News & Events
Recycled tires can improve concrete quality
- October 2, 2019
- Posted by: Wiley M. Wagner
- Category: Science
Today, material engineering specialists from the University of Sheffield in the UK presented their new development – or rather, a new iteration of an existing development. We are talking about creating a special protective layer for concrete, composed mainly of base polypropylene, which in turn, scientists have suggested collecting from old and unclaimed automobile tires. Despite the fact that at first there was a lot of skepticism around the experts' proposal, now everyone can make sure that their idea of using this type of primitive polypropylene to protect concrete from cracks works fine!
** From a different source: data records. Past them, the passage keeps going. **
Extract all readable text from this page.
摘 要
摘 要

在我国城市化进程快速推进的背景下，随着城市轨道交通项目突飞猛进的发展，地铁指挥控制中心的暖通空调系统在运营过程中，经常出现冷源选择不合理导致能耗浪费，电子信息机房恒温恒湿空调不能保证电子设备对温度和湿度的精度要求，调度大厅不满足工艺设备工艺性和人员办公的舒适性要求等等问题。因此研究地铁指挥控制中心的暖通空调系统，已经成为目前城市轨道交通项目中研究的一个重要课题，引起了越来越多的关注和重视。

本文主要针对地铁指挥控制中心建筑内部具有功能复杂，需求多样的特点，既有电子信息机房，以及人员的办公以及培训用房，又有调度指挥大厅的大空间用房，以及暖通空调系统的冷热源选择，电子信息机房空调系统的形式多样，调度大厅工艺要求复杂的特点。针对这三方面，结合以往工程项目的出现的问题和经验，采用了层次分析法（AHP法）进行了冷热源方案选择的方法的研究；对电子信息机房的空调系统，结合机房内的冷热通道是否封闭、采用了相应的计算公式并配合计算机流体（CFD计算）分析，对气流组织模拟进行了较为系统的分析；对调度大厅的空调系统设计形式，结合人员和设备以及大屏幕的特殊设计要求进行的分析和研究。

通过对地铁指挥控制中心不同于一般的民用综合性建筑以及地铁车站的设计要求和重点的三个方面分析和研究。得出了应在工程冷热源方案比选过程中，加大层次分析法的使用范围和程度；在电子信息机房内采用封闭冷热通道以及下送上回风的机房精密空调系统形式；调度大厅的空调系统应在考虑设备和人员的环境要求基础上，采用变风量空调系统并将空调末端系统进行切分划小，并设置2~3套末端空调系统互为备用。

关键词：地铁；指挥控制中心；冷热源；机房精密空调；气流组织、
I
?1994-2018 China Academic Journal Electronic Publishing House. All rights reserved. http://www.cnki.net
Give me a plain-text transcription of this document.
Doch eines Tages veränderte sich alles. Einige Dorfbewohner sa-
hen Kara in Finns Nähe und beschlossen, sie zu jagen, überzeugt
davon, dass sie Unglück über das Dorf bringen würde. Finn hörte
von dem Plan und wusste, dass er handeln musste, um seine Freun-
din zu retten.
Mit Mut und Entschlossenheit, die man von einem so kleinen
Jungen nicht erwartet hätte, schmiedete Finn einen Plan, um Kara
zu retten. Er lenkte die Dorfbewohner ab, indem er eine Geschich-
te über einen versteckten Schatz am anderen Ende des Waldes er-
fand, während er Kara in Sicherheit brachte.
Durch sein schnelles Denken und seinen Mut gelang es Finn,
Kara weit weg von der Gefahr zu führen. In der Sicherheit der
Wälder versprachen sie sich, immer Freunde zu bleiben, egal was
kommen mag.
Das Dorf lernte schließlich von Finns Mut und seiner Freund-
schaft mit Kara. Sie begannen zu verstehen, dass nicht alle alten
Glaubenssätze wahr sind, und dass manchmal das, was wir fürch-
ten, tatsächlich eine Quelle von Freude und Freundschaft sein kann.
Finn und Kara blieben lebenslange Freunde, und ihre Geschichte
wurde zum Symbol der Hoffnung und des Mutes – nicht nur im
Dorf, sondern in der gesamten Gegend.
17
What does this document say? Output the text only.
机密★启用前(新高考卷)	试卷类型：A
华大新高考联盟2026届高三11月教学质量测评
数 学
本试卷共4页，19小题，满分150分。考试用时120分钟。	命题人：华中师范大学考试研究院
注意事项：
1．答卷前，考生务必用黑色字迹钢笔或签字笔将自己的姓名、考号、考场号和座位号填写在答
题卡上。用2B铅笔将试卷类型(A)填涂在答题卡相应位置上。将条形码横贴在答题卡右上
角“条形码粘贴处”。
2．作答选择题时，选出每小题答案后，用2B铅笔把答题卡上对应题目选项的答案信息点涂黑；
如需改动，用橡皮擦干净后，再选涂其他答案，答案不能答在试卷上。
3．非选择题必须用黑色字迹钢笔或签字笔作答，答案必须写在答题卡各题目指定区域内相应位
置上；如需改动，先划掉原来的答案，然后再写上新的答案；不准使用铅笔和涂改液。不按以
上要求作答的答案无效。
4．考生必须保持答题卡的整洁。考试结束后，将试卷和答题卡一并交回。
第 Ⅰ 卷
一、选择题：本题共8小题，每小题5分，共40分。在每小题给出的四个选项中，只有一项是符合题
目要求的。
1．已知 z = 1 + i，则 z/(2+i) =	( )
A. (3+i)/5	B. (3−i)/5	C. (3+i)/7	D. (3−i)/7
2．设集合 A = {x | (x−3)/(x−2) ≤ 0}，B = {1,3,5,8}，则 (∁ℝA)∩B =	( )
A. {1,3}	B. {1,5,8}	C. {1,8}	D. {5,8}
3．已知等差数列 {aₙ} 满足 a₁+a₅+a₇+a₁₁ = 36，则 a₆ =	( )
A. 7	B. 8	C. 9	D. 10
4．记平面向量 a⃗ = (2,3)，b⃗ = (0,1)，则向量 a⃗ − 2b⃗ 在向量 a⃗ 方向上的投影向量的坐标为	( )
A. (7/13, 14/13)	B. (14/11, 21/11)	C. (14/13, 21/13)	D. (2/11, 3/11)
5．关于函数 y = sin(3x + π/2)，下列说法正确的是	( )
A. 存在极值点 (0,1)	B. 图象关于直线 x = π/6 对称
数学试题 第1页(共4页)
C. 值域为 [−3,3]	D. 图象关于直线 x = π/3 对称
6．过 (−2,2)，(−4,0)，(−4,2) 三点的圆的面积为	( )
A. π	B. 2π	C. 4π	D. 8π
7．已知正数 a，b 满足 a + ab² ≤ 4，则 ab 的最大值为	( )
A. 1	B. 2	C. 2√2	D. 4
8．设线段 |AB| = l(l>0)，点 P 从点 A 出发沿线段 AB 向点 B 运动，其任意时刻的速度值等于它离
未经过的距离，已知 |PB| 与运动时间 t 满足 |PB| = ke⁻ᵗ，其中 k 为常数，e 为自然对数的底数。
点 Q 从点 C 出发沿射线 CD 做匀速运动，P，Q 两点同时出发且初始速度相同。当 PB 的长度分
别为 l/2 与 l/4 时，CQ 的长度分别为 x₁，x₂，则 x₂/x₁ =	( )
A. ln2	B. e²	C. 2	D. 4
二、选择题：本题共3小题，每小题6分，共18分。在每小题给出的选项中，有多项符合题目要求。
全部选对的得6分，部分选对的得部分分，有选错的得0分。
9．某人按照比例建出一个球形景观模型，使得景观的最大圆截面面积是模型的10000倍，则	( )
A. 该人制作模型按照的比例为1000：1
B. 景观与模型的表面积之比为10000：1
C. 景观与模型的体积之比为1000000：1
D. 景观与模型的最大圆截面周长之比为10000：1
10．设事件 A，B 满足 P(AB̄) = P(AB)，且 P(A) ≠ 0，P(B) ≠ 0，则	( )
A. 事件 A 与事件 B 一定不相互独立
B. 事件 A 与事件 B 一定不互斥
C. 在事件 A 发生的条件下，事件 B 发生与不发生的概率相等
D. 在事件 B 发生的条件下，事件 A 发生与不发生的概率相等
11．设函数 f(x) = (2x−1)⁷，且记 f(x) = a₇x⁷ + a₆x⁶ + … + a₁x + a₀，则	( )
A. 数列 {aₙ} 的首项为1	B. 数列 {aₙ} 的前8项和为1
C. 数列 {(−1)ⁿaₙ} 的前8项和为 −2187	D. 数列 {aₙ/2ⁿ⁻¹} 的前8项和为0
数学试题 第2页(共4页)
It is called “primitive” only because the polypropylene presented is basic and is easily found in most fibers of this type of mixed material, like a car tire, in comparison with the special three-layer polypropylene used to keep the concrete surface from cracks caused by excessive heat. Concrete, despite its refractoriness, is nevertheless very susceptible to cracks when exposed to a large mass of heat – which is due to the accumulation of liquid in the concrete structure.
Using the same base polypropylene fibers found in conventional old car tires, British material engineering experts found that this fluid successfully overcomes the standard barriers of the concrete structure and passes through a layer of rubber attached to the concrete surface. Thus, the tire works as a kind of filter, preventing further decay of the internal concrete structure. However, experts seek to conduct some parallel studies.
For example, in order to achieve even greater savings, they seek to find out which type of such a car tire in its composition can be the most suitable and effective for use as concrete protection. In the same sense, it becomes clear that further work on the adaptation of this material as a protective material will continue.